In de week van 22 september. De mentor introduceert bij de leerlingen het traject van de keuzebegeleiding en geeft de leerlingen een reader mee over keuzebegeleiding in klas 2 voor de ouders. Op de webpagina van onze school wordt deze brochure ook gepubliceerd.
2.
Oktober – januari. Je bent bezig door middel van de OLW-lessen om je verder te verdiepen in je toekomst, dus welke beroepen, studies bij je passen, dus ook welke sectoren en vakkenpakket je volgend jaar kiest.
3.
2 oktober. Ouderavond klas 2. De teamleider legt het een en ander uit over keuzebegeleiding.
4.
15 Oktober.
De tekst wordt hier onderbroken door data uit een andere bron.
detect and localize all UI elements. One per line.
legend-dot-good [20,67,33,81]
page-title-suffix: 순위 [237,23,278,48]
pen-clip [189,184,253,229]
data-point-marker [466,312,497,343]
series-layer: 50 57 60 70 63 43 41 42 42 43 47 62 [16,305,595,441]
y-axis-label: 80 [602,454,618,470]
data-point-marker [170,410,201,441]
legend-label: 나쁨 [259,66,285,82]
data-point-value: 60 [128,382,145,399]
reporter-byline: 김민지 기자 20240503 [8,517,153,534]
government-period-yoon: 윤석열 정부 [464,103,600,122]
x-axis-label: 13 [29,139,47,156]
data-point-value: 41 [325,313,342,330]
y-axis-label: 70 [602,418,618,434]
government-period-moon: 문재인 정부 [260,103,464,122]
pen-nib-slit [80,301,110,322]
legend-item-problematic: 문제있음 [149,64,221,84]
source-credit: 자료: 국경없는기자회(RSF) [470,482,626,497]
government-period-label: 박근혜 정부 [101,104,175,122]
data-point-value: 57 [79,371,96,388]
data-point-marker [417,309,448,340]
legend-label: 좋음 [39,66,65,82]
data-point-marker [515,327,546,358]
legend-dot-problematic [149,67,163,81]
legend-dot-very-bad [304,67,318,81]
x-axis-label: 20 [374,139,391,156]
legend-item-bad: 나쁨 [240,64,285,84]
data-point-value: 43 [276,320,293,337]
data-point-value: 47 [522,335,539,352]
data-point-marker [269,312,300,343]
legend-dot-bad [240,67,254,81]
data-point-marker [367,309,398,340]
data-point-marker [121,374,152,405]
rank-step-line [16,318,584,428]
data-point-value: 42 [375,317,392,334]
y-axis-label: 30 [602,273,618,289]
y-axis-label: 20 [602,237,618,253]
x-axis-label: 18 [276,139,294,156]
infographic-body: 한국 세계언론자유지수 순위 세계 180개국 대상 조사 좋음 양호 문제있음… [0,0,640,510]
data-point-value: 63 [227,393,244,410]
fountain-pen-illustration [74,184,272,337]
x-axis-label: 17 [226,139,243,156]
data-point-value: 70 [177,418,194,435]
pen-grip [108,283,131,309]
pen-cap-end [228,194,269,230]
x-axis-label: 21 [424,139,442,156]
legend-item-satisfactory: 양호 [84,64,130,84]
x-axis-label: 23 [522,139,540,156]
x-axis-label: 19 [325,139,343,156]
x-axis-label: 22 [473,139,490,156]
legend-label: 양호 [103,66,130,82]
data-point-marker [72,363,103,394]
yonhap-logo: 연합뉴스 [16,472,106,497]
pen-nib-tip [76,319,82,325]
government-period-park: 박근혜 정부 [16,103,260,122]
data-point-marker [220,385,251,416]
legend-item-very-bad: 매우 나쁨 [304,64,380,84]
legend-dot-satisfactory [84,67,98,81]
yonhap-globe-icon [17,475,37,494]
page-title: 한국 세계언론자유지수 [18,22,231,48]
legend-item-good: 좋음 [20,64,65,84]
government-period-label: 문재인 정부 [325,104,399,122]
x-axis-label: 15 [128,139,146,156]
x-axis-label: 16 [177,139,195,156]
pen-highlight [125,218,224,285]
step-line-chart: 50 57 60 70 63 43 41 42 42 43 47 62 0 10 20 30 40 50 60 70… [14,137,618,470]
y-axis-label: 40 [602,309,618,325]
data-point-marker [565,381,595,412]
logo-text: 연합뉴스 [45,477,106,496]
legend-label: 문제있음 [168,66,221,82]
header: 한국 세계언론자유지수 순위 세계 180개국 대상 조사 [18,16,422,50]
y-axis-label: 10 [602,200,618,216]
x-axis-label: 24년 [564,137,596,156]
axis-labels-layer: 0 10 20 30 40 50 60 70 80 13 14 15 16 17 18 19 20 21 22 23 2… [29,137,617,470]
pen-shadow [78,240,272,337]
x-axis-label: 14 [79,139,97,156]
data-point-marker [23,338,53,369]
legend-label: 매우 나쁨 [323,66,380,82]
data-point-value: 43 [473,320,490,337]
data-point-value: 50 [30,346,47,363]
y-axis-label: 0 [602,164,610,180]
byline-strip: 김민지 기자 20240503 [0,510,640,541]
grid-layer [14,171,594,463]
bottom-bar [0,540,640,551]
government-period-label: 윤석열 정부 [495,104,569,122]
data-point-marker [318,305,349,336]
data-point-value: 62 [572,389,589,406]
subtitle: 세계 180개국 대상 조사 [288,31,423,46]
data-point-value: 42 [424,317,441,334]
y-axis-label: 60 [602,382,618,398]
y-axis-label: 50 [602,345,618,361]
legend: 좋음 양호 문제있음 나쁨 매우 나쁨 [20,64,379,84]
Er vindt een bezoek plaats aan huize Siloam, naast andere doelstellingen heeft dit bezoek ook als doel om leerlingen te laten kennis maken met bepaalde beroepen.
5.
4 november. Stagedag bij een familielid of een bekende.
6.
13 December excursie “Zadkine” (pso-dag). We gaan dan op bezoek bij Zadkine aan de Sportlaan in Spijkenisse.
7.
In januari in schoolweek 19-20 doe je een beroepsinteresse test op de computer.
8.
In januari is er bij Mens en Natuur een project over de procesindustrie, als voorbereiding op de presentatie op 28 januari bij eic. 50 leerlingen mogen mee, dus zorg dat je er bij komt.
9.
13 januari vanaf 13.00 uur een excursie naar Zadkine techniek voor leerlingen die interesse en/of de capaciteiten hebben voor de sector techniek
10.
28 januari. Pso-dag procesindustrie. We gaan een dag toeren door het Europoortgebied. Je zult veel leren over de procesindustrie in dit gebied.
11.
Naar aanleiding van rapport twee heeft de mentor in februari in schoolweek 21 en 22 een gesprek met je ouders. Daar wordt aan de hand van het keuzebegeleidingdossier ook vragen gesteld over hoe het staat met je toekomstplannen.
12.
16 februari. Afsluitingsproject “keuzebegeleiding in de les”. De leerlingen krijgen een voorlopig vakkenpakketformulier mee naar huis om in te vullen.
13.
19 februari. Laatste dag dat je je vakkenpakket kan inleveren
7 14.
17 maart . Adviesvergadering over de pakketten. De leraren gaan dan vergaderen over jou voorlopig gekozen vakkenpakket. Wat is wijsheid? Toch dat vak kiezen, dat handig is voor een latere studie, of dat andere vak waardoor je een grotere kans hebt om een goed examen te halen. Lastige vragen waar we met jou en de leraren over zullen praten
15.
Week na adviesvergadering. Vakdocenten bespreken indien nodig de vakkenpakketkeuze van de leerlingen.
16.
23 maart .- Eind april . De decaan houdt gesprekken met alle leerlingen uit klas 2, dus ook jij komt aan de beurt
17.
1 juni. Publicatie van de definitieve pakketten voor mentoren, vakdocenten en schoolleiding. Er kan nu niets meer aan je pakket verandert worden. Uitzonderingen niet mee gerekend.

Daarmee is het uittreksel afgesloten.